Sempre tive alguma facilidade de circular pelos lugares por onde andei mundo afora. Nunca foi difícil reconhecer aquelas palavras em inglês que escutamos frequentemente no rádio a caminho da escola. Encontrar marcas mundiais inscritas em rótulos de supermercado. Sentir aromas e apreciar pratos típicos comuns em nossas refeições dominicais em família. Não me lembro de nenhuma outra situação que me senti realmente estrangeiro como na viagem que fiz à Polônia. 
    Estava em um vagão de trem a caminho de Cracóvia, a joia da coroa da Polônia monárquica, principal cidade de coroação de reis e que presenteou o mundo com o seu arcebispo mais famoso, Karol Józef Wojtyla (o papa João Paulo II). Mas tudo era estranho. Lá fora uma nevasca que obrigava a locomotiva diminuir a velocidade nos trechos mais inclinados e um frio de 22 graus negativos. Paisagem branca a se perder de vista pela janela da cabine.  Uma atmosfera de extrema melancolia para quem não está acostumado com invernos rigorosos. 
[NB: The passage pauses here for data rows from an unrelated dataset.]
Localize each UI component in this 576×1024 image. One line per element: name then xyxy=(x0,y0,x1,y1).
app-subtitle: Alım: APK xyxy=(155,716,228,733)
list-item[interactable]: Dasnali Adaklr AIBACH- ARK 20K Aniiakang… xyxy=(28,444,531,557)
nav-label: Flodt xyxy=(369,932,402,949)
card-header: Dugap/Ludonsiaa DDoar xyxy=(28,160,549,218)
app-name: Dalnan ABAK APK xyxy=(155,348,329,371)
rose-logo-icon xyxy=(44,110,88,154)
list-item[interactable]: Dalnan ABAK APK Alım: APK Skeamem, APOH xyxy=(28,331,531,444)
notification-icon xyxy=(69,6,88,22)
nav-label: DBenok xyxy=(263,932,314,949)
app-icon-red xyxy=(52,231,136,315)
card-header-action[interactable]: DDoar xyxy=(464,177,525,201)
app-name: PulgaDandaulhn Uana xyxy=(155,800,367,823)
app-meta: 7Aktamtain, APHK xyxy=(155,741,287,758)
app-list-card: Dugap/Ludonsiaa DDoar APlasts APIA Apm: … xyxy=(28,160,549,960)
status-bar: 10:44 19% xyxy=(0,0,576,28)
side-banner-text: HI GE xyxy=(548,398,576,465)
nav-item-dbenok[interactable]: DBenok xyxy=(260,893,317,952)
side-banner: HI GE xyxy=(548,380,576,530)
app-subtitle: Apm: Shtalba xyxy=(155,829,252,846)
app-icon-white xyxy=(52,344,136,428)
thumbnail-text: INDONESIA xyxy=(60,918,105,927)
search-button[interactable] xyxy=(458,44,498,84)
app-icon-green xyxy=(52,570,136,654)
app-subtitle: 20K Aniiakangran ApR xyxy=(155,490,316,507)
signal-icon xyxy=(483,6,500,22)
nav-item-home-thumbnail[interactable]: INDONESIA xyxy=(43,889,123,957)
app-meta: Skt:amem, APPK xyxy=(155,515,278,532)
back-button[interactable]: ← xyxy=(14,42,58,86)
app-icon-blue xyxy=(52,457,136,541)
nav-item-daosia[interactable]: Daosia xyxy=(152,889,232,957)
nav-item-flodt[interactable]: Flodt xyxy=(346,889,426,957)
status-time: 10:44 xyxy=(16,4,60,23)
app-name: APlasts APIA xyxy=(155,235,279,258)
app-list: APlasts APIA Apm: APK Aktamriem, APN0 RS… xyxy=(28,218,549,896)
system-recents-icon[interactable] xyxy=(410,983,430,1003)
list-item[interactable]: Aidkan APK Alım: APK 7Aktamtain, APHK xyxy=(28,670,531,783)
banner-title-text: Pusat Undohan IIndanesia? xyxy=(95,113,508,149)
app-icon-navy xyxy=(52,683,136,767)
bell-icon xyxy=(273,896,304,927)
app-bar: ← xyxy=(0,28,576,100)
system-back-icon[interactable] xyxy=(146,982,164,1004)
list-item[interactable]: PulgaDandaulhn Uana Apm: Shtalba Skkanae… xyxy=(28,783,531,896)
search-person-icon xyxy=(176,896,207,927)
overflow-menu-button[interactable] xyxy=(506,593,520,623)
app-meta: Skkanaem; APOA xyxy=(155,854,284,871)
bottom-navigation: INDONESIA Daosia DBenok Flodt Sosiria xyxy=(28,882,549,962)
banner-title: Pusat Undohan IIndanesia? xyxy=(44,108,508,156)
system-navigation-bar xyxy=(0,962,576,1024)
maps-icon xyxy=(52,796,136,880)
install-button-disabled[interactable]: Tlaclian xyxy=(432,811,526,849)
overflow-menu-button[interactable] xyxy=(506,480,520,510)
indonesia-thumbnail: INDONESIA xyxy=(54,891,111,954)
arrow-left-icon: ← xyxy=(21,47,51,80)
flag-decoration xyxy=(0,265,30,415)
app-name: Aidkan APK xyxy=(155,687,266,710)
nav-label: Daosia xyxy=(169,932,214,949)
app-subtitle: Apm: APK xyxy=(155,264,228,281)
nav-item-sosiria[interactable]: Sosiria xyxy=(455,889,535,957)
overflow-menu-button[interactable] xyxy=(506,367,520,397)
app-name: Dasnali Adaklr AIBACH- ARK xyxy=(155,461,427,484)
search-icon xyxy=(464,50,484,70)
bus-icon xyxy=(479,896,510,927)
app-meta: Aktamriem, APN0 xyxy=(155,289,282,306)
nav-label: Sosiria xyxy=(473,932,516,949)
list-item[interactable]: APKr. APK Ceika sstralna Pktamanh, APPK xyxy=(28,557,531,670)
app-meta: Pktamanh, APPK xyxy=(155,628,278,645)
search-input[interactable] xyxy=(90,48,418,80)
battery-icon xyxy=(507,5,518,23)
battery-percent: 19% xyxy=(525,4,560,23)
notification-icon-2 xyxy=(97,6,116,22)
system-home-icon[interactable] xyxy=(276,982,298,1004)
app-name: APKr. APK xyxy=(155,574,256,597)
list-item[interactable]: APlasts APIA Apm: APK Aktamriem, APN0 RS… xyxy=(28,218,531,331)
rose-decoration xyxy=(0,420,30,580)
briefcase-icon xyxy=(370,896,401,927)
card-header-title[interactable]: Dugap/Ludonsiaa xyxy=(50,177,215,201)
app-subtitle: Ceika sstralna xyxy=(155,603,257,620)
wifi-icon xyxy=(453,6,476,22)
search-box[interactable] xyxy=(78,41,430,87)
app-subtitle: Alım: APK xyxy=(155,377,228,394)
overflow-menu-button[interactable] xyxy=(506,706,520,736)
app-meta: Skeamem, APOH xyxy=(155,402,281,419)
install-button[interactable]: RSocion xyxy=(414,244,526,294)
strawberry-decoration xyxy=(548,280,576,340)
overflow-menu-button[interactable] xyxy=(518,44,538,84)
    Estávamos a poucos anos do desmantelamento do bloco soviético e a Polônia ainda era muito próxima da Rússia. Praticamente ninguém se comunicava em inglês ou qualquer outra língua que não fosse polonês ou russo. Eu só podia me fazer entender por mímica ou por imitação de quem estava ao meu redor.  
    Lá pelas tantas o fiscal ferroviário se aproximava a passos lentos. Ele parecia um soldado russo daqueles de filmes da Segunda Guerra Mundial, com seu uniforme envolto numa grande capa preta e balbuciando palavras indecifráveis. Restava-me copiar os gestos dos outros. Imaginei que o fiscal queria que eu mostrasse o passaporte e o bilhete de viagem, o que fiz de pronto sem qualquer questionamento.
    Eu pensei nessa situação constrangedora quando assisti o pronunciamento do presidente da Rússia no decorrer da semana que passou. Segundo ele, o Ocidente não consegue compreender o que significa Kiev para os russos. Não vou discutir aqui as questões geopolíticas e quais são os reais interesses entre os beligerantes, mas Kiev é a cidade europeia dentre as mais antigas com referências culturais para a civilização eslava oriental. Em sua belas igrejas ortodoxas podemos ter alguma ideia da exuberância do Império Bizantino! 
    Infelizmente uma guerra ronda a Ucrânia e não temos a menor condição de compreender o que isso significa a julgar pelas fontes tendenciosas das quais se alimentam a grande mídia nacional. Não precisa dizer que a viagem de nosso presidente à Rússia é inoportuna e potencialmente prejudicial ao Brasil. Como é difícil ser o estrangeiro!